A am looking for an example of compact manifold $M$ with a continuous $n$-parameter family off maps $h_x\colon M\to M$, $x\in \mathbb S^n$ such that
- $h_1=\mathop{\rm id}_M$
- For any Riemannian metric $g$ on $M$ and any family of maps $h'_x\sim h_x$ (i.e., such that the maps $h,h'\colon \mathbb S^n\times M\to M$ are homotopic) there is $x\in\mathbb S^n$ such that the Lipschitz constant of $h'_x\colon (M,g)\to(M,g)$ is $\ge 10000$.
Comments.
- I think about this problem for few years; I do not think it is an easy one, but I want to make sure that I did not miss a well known trick. A positive answer might have interesting consequences for collapsing with lower curvature bound.

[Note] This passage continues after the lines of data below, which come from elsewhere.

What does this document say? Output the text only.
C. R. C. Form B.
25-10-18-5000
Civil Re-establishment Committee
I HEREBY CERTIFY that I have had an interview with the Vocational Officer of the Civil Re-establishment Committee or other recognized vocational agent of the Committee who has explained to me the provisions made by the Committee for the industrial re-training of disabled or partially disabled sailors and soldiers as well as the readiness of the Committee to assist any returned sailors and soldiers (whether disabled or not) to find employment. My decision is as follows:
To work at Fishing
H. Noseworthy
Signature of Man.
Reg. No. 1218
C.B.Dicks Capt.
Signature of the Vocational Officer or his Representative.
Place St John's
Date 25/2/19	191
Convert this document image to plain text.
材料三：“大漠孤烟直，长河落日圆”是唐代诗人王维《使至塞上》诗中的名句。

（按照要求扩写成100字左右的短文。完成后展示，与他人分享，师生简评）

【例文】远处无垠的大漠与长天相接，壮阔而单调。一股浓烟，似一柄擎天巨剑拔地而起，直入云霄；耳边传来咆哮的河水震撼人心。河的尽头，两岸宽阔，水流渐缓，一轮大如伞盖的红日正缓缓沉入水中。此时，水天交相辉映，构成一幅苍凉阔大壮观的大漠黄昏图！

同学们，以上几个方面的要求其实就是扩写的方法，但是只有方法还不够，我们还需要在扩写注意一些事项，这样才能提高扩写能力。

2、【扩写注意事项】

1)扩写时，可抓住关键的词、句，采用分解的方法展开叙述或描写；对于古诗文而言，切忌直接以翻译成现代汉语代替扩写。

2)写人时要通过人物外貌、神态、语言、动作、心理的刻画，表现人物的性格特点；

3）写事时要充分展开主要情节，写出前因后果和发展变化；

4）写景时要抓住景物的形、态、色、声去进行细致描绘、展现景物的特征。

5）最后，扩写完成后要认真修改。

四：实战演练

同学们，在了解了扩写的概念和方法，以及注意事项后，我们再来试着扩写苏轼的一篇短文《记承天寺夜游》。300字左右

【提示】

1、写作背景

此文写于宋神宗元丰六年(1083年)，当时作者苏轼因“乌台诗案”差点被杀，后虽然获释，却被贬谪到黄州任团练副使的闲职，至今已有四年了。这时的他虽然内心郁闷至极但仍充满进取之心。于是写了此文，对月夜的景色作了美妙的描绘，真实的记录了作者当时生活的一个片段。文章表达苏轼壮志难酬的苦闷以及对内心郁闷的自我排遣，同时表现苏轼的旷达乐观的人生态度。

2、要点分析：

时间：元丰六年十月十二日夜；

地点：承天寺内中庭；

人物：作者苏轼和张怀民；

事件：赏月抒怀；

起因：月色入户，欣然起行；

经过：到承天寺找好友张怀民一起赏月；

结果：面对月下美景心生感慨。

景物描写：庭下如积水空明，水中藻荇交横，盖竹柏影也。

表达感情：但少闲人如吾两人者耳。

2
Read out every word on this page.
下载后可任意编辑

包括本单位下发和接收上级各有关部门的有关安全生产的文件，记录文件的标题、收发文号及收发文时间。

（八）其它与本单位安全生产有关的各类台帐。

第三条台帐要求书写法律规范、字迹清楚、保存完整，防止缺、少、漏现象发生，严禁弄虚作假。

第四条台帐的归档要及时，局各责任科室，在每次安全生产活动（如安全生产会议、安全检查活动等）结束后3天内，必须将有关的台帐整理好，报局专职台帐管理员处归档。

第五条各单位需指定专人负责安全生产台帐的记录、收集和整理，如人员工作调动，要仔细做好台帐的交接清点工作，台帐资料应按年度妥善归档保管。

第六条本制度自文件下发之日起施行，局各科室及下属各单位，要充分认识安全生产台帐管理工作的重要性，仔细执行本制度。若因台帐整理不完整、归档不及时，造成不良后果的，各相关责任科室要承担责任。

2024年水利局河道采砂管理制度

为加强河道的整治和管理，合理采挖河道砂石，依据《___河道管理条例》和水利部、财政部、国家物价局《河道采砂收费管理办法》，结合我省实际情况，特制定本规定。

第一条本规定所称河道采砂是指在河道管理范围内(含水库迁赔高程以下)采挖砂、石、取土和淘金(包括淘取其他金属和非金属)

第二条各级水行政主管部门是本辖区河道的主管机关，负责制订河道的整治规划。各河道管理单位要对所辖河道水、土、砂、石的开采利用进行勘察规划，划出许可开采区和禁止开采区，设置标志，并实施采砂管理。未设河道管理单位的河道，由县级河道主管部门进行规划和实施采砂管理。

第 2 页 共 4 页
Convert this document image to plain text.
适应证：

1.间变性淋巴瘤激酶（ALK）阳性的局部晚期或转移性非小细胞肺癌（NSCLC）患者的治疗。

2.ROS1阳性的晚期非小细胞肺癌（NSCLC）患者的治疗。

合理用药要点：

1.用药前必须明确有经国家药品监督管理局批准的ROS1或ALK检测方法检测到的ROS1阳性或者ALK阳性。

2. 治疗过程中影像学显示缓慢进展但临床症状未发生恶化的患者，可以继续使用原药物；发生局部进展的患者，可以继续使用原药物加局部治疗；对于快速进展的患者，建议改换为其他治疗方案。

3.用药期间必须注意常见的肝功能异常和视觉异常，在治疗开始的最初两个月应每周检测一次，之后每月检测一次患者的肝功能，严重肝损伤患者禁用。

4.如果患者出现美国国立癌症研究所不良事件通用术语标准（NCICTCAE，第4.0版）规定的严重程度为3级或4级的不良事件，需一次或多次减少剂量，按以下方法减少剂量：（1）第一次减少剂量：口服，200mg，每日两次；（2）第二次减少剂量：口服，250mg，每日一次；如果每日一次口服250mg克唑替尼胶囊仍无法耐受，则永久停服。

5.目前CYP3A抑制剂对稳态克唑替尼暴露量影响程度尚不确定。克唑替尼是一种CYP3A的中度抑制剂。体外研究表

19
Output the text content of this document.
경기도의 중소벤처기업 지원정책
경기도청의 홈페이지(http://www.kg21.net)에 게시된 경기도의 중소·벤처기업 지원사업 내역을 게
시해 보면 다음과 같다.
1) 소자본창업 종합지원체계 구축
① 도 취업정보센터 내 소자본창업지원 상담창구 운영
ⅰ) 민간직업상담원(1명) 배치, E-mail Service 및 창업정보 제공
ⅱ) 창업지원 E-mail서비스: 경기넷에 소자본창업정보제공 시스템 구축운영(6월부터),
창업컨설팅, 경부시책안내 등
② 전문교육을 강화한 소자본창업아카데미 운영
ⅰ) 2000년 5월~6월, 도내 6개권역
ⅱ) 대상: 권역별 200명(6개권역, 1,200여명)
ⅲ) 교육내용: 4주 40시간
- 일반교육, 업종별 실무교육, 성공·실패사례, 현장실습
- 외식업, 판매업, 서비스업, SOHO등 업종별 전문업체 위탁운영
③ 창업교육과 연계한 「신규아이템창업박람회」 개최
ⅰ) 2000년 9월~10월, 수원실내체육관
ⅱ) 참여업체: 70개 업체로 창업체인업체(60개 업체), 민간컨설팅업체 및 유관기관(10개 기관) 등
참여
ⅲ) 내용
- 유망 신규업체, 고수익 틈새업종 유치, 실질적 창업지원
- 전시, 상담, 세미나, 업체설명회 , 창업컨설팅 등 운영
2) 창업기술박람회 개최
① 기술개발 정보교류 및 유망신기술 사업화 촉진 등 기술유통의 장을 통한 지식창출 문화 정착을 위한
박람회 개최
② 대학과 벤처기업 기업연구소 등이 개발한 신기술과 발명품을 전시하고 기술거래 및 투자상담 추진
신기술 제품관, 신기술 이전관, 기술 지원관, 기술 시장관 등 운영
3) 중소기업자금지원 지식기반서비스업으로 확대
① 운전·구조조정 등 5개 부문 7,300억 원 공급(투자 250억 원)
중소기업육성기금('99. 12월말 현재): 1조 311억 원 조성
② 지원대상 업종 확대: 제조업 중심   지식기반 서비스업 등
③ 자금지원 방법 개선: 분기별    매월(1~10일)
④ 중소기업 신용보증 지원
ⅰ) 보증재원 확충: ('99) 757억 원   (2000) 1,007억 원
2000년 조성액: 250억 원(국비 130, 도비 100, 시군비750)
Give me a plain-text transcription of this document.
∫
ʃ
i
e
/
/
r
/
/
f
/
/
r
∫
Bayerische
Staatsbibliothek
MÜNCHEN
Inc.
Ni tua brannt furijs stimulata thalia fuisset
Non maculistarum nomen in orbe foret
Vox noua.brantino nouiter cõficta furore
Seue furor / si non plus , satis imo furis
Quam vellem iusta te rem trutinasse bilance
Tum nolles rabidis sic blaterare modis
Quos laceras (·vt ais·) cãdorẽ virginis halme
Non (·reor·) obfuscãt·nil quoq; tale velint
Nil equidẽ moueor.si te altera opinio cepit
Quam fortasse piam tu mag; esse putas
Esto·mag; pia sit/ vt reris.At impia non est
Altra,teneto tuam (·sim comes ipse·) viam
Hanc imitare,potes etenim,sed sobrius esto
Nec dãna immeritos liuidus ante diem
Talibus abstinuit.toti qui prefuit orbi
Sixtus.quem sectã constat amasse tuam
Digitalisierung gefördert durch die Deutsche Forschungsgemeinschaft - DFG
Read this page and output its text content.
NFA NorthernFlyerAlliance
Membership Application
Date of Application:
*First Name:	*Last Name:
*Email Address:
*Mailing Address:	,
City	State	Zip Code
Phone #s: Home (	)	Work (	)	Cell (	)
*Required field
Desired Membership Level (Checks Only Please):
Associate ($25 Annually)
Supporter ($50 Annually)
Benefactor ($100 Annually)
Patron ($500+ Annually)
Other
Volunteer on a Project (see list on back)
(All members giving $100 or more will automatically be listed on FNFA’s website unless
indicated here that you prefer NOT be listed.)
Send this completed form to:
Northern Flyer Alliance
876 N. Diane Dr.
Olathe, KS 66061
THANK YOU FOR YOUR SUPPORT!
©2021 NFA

- If $n=0$, so $\mathbb S^0=\{+1,-1\}$ then $M=\mathbb T^k$ and $h_{-1}=$ a hyperbolic linear map with a big eigenvalue will do.
- Denote by $F$ the space of all maps $M\to M$. If $\pi_n(F,\mathop{\rm id}_M)$ is finitely generated then for every $h_x\colon (M,g)\to (M,g)$ there is $h'_x$ with a fixed Lipschitz constant $L=L(M,g)$ for all $x$.
- I know few examples of families $h_x$ for which one can not find a metric $g$ and homotopic family $h'_x$ with Lipschitz constant $=1$ (in other words the family can not be made isometric).
- I do not know an answer even if instead of 10000 I would have $1+\varepsilon$ for a fixed $\varepsilon> 0$.